Heart disease is the leading cause of mortality in the U.S., resulting in 632,000 deaths a year, according to the Centers for Disease Control & Prevention in Atlanta. In many cases the culprit is the buildup of fat, cholesterol, calcium, and other substances—collectively known as plaque—in blood vessels that supply oxygen to the heart.

Nissen is determined to find new weapons to fight this process, in part because LDL-zapping statin drugs are an imperfect fix. They only reduce the risk of heart attack and stroke by 25% to 35%, according to Nissen, who has no financial stake in Resverlogix. “We could put statins in the water supply and heart disease would still be the leading cause of death in the developed world,” he says.
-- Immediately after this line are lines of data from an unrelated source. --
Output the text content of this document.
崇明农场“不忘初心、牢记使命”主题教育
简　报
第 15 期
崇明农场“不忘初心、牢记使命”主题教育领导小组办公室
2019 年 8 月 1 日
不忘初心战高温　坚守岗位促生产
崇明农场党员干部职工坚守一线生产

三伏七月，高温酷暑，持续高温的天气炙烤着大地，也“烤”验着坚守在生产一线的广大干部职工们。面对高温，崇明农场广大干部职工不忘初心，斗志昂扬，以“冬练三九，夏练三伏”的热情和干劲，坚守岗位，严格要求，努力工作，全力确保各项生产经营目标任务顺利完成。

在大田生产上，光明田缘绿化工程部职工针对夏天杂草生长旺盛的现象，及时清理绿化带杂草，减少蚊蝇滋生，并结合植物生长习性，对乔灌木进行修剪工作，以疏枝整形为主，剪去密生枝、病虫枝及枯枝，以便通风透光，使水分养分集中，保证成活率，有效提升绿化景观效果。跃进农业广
Yet the track record for HDL boosters is dismal. In 2004, Pfizer paid $1.3 billion to acquire Esperion Therapeutics. The prize was an HDL-boosting drug similar to RVX-208. A report Nissen published in 2003 showed the medicine reduced plaque in early-stage testing. But it proved difficult to produce, and Pfizer ended up selling it to another drugmaker last December for just $10 million, plus additional payments should the drug hit certain clinical and sales milestones.

Pfizer also spent $1 billion on the compound torcetrapib, designed to raise good cholesterol by blocking an enzyme that breaks it down. Pfizer at one point projected $13 billion in annual sales for torcetrapib as the successor to Lipitor. But it halted development of the drug in December 2006 when results showed that, far from lowering the risk of death, the drug raised it by 60%. Pfizer shares plummeted the first trading day after the announcement, wiping out $21 billion in market value. It was a blow for the team at the Cleveland Clinic, too. “Nissen kind of got burned,” says Kopecky.

Early trials of RVX-208 last summer went well, and a second phase of testing has begun involving about 400 patients. If these trials succeed, CEO Donald McCaffrey says he’ll start a third and final round of testing, aiming to file for regulatory approval in 2015.

Resverlogix is in “detailed discussions” with several companies seeking to partner or license its medicine, says McCaffrey, though he declines to give names. Simeonidis, the analyst, says Pfizer, Merck (MRK), Novartis (NVS), and Roche are all plausible collaborators—or buyers. Prospective partners “may want to wait to see more data,” he says. “Then again, there’s such a huge potential they may be willing to take a flyer.”

Gibson is an editorial assistant with BusinessWeek.